Esses gastos eram usados para criar e manter relacionamentos estratégicos, facilitando conexões com políticos e figuras influentes. E-mails obtidos indicam trocas entre Epstein e Ghislaine Maxwell, coordenando presentes para assessores e contatos próximos, consolidando influência através de favores e trocas financeiras.


Honorários milionários e poucos clientes

Entre 1999 e 2018, Epstein recebeu pelo menos US$ 490 milhões em honorários, provenientes principalmente de Leslie Wexner e Leon Black, responsáveis por cerca de 75% da receita de suas empresas. A concentração em poucos clientes tornava os negócios financeiramente frágeis, mas extremamente lucrativos enquanto mantidas essas relações.


Relação com grandes bancos

Epstein também manteve vínculos com instituições financeiras de grande porte, como o JPMorgan Chase, onde possuía mais de US$ 200 milhões em depósitos. Documentos judiciais indicam que ele atuava como intermediário informal para a captação de clientes e novos negócios, ampliando sua influência no setor financeiro internacional. Posteriormente, o banco classificou essa relação como um erro estratégico.


Comissões e operações bilionárias

A atuação de Epstein como facilitador de negócios gerou comissões significativas. Entre os casos mais emblemáticos está a venda de participação no Highbridge Capital Management, avaliada em US$ 1,3 bilhão, com retorno de aproximadamente US$ 15 milhões em comissões para Epstein. Esses ganhos reforçaram a importância de sua rede de contatos e estratégias de intermediação, consolidando a fortuna de Jeffrey Epstein muito além de honorários tradicionais.

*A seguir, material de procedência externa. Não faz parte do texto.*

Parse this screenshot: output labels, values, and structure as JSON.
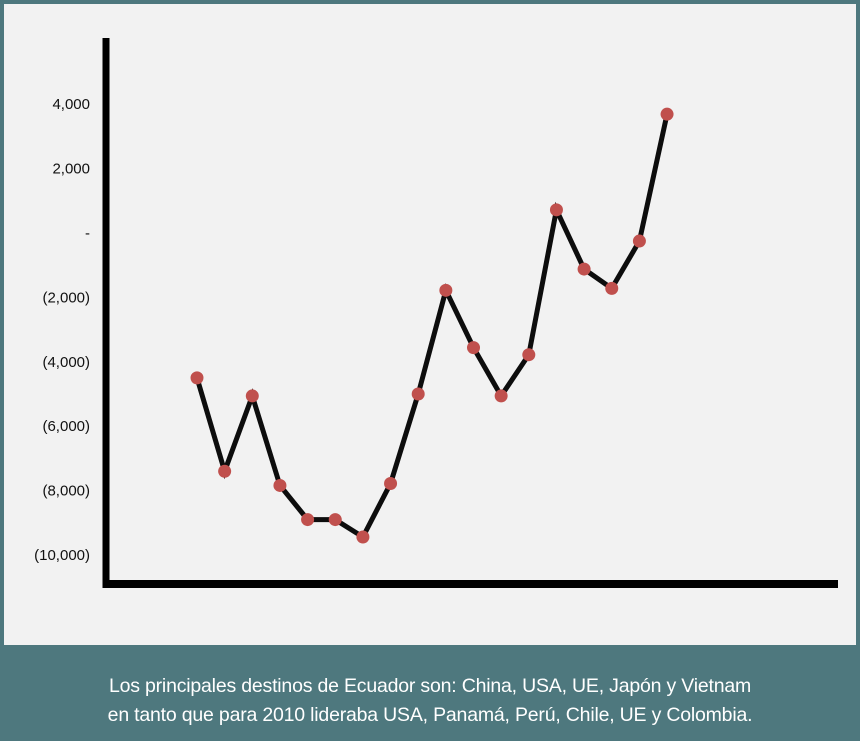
{
  "chart_data": {
    "type": "line",
    "title": "",
    "xlabel": "",
    "ylabel": "",
    "ylim": [
      -11000,
      6000
    ],
    "yticks": [
      {
        "value": 4000,
        "label": "4,000"
      },
      {
        "value": 2000,
        "label": "2,000"
      },
      {
        "value": 0,
        "label": "-"
      },
      {
        "value": -2000,
        "label": "(2,000)"
      },
      {
        "value": -4000,
        "label": "(4,000)"
      },
      {
        "value": -6000,
        "label": "(6,000)"
      },
      {
        "value": -8000,
        "label": "(8,000)"
      },
      {
        "value": -10000,
        "label": "(10,000)"
      }
    ],
    "grid": false,
    "series": [
      {
        "values": [
          -4500,
          -7400,
          -5060,
          -7840,
          -8900,
          -8900,
          -9440,
          -7780,
          -5000,
          -1780,
          -3560,
          -5060,
          -3780,
          720,
          -1120,
          -1720,
          -250,
          3690
        ]
      }
    ],
    "colors": {
      "line": "#0d0d0d",
      "marker": "#c0504d",
      "background": "#f2f2f2",
      "frame": "#4e787e"
    }
  },
  "caption": {
    "line1": "Los principales destinos de Ecuador son: China, USA, UE, Japón y Vietnam",
    "line2": "en tanto que para 2010 lideraba USA, Panamá, Perú, Chile, UE y Colombia."
  }
}
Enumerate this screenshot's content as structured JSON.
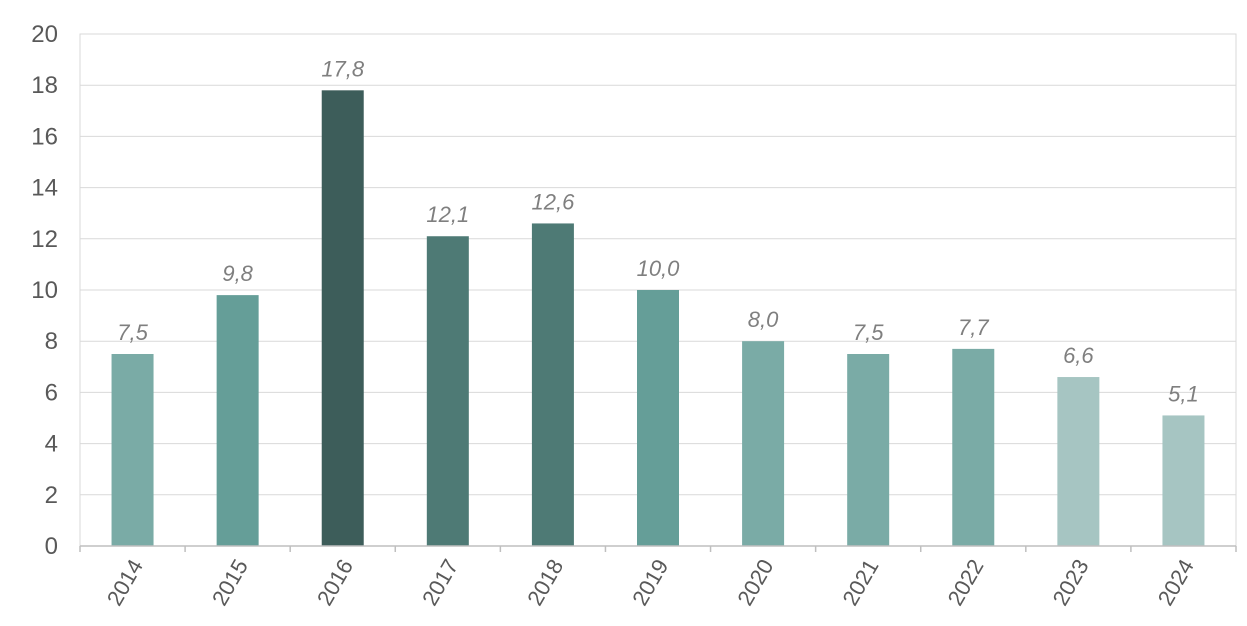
{
  "chart_data": {
    "type": "bar",
    "categories": [
      "2014",
      "2015",
      "2016",
      "2017",
      "2018",
      "2019",
      "2020",
      "2021",
      "2022",
      "2023",
      "2024"
    ],
    "values": [
      7.5,
      9.8,
      17.8,
      12.1,
      12.6,
      10.0,
      8.0,
      7.5,
      7.7,
      6.6,
      5.1
    ],
    "data_labels": [
      "7,5",
      "9,8",
      "17,8",
      "12,1",
      "12,6",
      "10,0",
      "8,0",
      "7,5",
      "7,7",
      "6,6",
      "5,1"
    ],
    "bar_colors": [
      "#7aaba6",
      "#659e98",
      "#3d5d5a",
      "#4e7a75",
      "#4e7a75",
      "#659e98",
      "#7aaba6",
      "#7aaba6",
      "#7aaba6",
      "#a6c5c2",
      "#a6c5c2"
    ],
    "ylim": [
      0,
      20
    ],
    "yticks": [
      0,
      2,
      4,
      6,
      8,
      10,
      12,
      14,
      16,
      18,
      20
    ],
    "grid": true,
    "legend": "none"
  }
}
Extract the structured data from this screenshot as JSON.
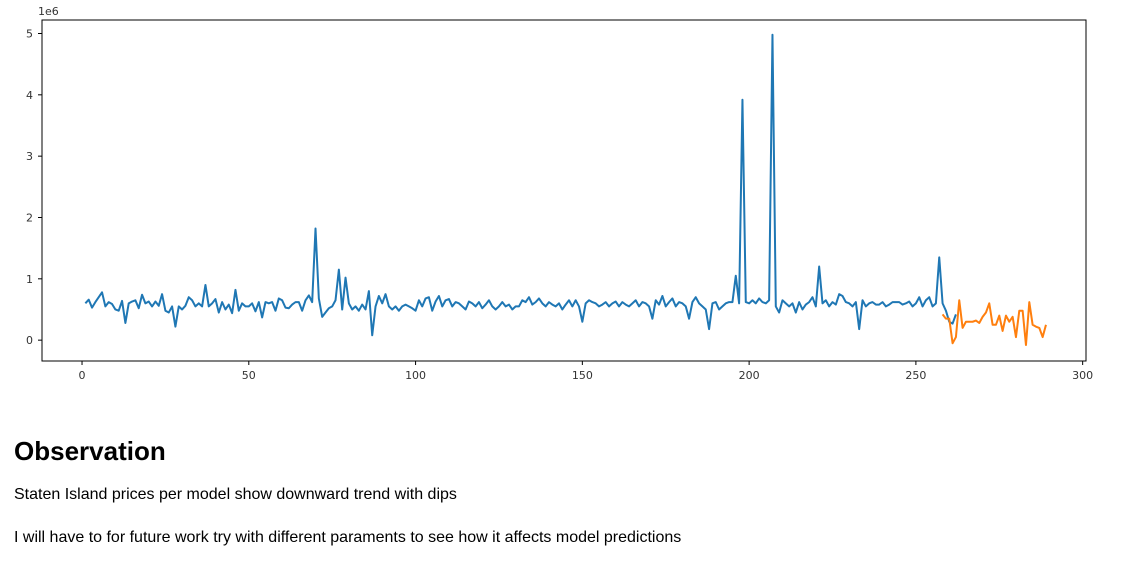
{
  "chart_data": {
    "type": "line",
    "title": "",
    "xlabel": "",
    "ylabel": "",
    "y_offset_label": "1e6",
    "xlim": [
      -12,
      301
    ],
    "ylim": [
      -0.34,
      5.22
    ],
    "x_ticks": [
      0,
      50,
      100,
      150,
      200,
      250,
      300
    ],
    "x_tick_labels": [
      "0",
      "50",
      "100",
      "150",
      "200",
      "250",
      "300"
    ],
    "y_ticks": [
      0,
      1,
      2,
      3,
      4,
      5
    ],
    "y_tick_labels": [
      "0",
      "1",
      "2",
      "3",
      "4",
      "5"
    ],
    "grid": false,
    "legend": "none",
    "series": [
      {
        "color": "#1f77b4",
        "x_start": 1,
        "values": [
          0.6,
          0.66,
          0.53,
          0.62,
          0.7,
          0.78,
          0.55,
          0.62,
          0.59,
          0.5,
          0.48,
          0.64,
          0.28,
          0.6,
          0.63,
          0.65,
          0.52,
          0.74,
          0.6,
          0.63,
          0.55,
          0.63,
          0.56,
          0.75,
          0.48,
          0.45,
          0.55,
          0.22,
          0.55,
          0.5,
          0.56,
          0.7,
          0.65,
          0.55,
          0.6,
          0.55,
          0.9,
          0.55,
          0.6,
          0.67,
          0.45,
          0.62,
          0.5,
          0.58,
          0.44,
          0.82,
          0.48,
          0.6,
          0.55,
          0.55,
          0.6,
          0.47,
          0.62,
          0.37,
          0.62,
          0.6,
          0.62,
          0.48,
          0.68,
          0.65,
          0.53,
          0.52,
          0.58,
          0.62,
          0.62,
          0.48,
          0.65,
          0.73,
          0.62,
          1.82,
          0.68,
          0.38,
          0.45,
          0.52,
          0.55,
          0.65,
          1.15,
          0.5,
          1.02,
          0.6,
          0.5,
          0.55,
          0.48,
          0.58,
          0.5,
          0.8,
          0.08,
          0.55,
          0.72,
          0.6,
          0.75,
          0.55,
          0.5,
          0.55,
          0.48,
          0.55,
          0.58,
          0.55,
          0.52,
          0.48,
          0.65,
          0.55,
          0.68,
          0.7,
          0.48,
          0.63,
          0.72,
          0.55,
          0.65,
          0.67,
          0.55,
          0.62,
          0.6,
          0.55,
          0.5,
          0.63,
          0.6,
          0.55,
          0.62,
          0.52,
          0.58,
          0.65,
          0.55,
          0.5,
          0.55,
          0.62,
          0.55,
          0.58,
          0.5,
          0.55,
          0.55,
          0.65,
          0.62,
          0.7,
          0.58,
          0.62,
          0.68,
          0.6,
          0.55,
          0.62,
          0.58,
          0.55,
          0.6,
          0.5,
          0.58,
          0.65,
          0.55,
          0.65,
          0.55,
          0.3,
          0.6,
          0.65,
          0.62,
          0.6,
          0.55,
          0.58,
          0.62,
          0.55,
          0.6,
          0.63,
          0.55,
          0.62,
          0.58,
          0.55,
          0.6,
          0.65,
          0.55,
          0.62,
          0.6,
          0.55,
          0.35,
          0.65,
          0.58,
          0.72,
          0.55,
          0.62,
          0.68,
          0.55,
          0.62,
          0.6,
          0.55,
          0.35,
          0.62,
          0.7,
          0.6,
          0.55,
          0.5,
          0.18,
          0.6,
          0.62,
          0.5,
          0.55,
          0.6,
          0.62,
          0.62,
          1.05,
          0.6,
          3.92,
          0.62,
          0.6,
          0.65,
          0.6,
          0.68,
          0.62,
          0.6,
          0.65,
          4.98,
          0.55,
          0.45,
          0.65,
          0.6,
          0.55,
          0.6,
          0.45,
          0.62,
          0.5,
          0.58,
          0.62,
          0.7,
          0.55,
          1.2,
          0.6,
          0.65,
          0.55,
          0.62,
          0.58,
          0.75,
          0.72,
          0.62,
          0.6,
          0.55,
          0.62,
          0.18,
          0.65,
          0.55,
          0.6,
          0.62,
          0.58,
          0.58,
          0.62,
          0.55,
          0.58,
          0.62,
          0.62,
          0.62,
          0.58,
          0.6,
          0.63,
          0.55,
          0.6,
          0.7,
          0.55,
          0.65,
          0.7,
          0.55,
          0.6,
          1.35,
          0.6,
          0.48,
          0.3,
          0.27,
          0.42
        ],
        "line_width": 2
      },
      {
        "color": "#ff7f0e",
        "x_start": 258,
        "values": [
          0.42,
          0.35,
          0.35,
          -0.05,
          0.05,
          0.65,
          0.2,
          0.3,
          0.3,
          0.3,
          0.32,
          0.28,
          0.38,
          0.45,
          0.6,
          0.25,
          0.25,
          0.4,
          0.15,
          0.4,
          0.3,
          0.38,
          0.05,
          0.48,
          0.48,
          -0.08,
          0.62,
          0.25,
          0.22,
          0.2,
          0.05,
          0.25
        ],
        "line_width": 2
      }
    ]
  },
  "text": {
    "heading": "Observation",
    "paragraph1": "Staten Island prices per model show downward trend with dips",
    "paragraph2": "I will have to for future work try with different paraments to see how it affects model predictions"
  }
}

Além dos crimes sexuais: impacto econômico e fiscal

O caso Epstein revela falhas não apenas no combate aos crimes sexuais, mas também na supervisão financeira e regimes de incentivos fiscais. Sua capacidade de concentrar dinheiro e poder em poucos clientes, aliado à falta de transparência, permitiu que acumulasse riqueza e influência com relativa impunidade por décadas.

A divulgação contínua de documentos judiciais mantém o debate sobre a responsabilidade de grandes fortunas privadas e expõe vulnerabilidades em sistemas de fiscalização e controle financeiro.


Desdobramentos da divulgação de documentos

Os arquivos recentemente liberados permitem entender melhor os mecanismos de enriquecimento de Epstein, seu acesso a figuras de poder e a forma como estruturou empresas em territórios com benefícios fiscais estratégicos. Apesar de condenado na esfera criminal apenas parcialmente, o impacto econômico de suas operações e conexões permanece relevante, reforçando discussões sobre regulação, ética e transparência no setor financeiro internacional.

A análise das relações financeiras e dos pagamentos milionários oferece um panorama detalhado de como a combinação de influência, riqueza concentrada e oportunidades fiscais contribuiu para a formação da fortuna de Jeffrey Epstein.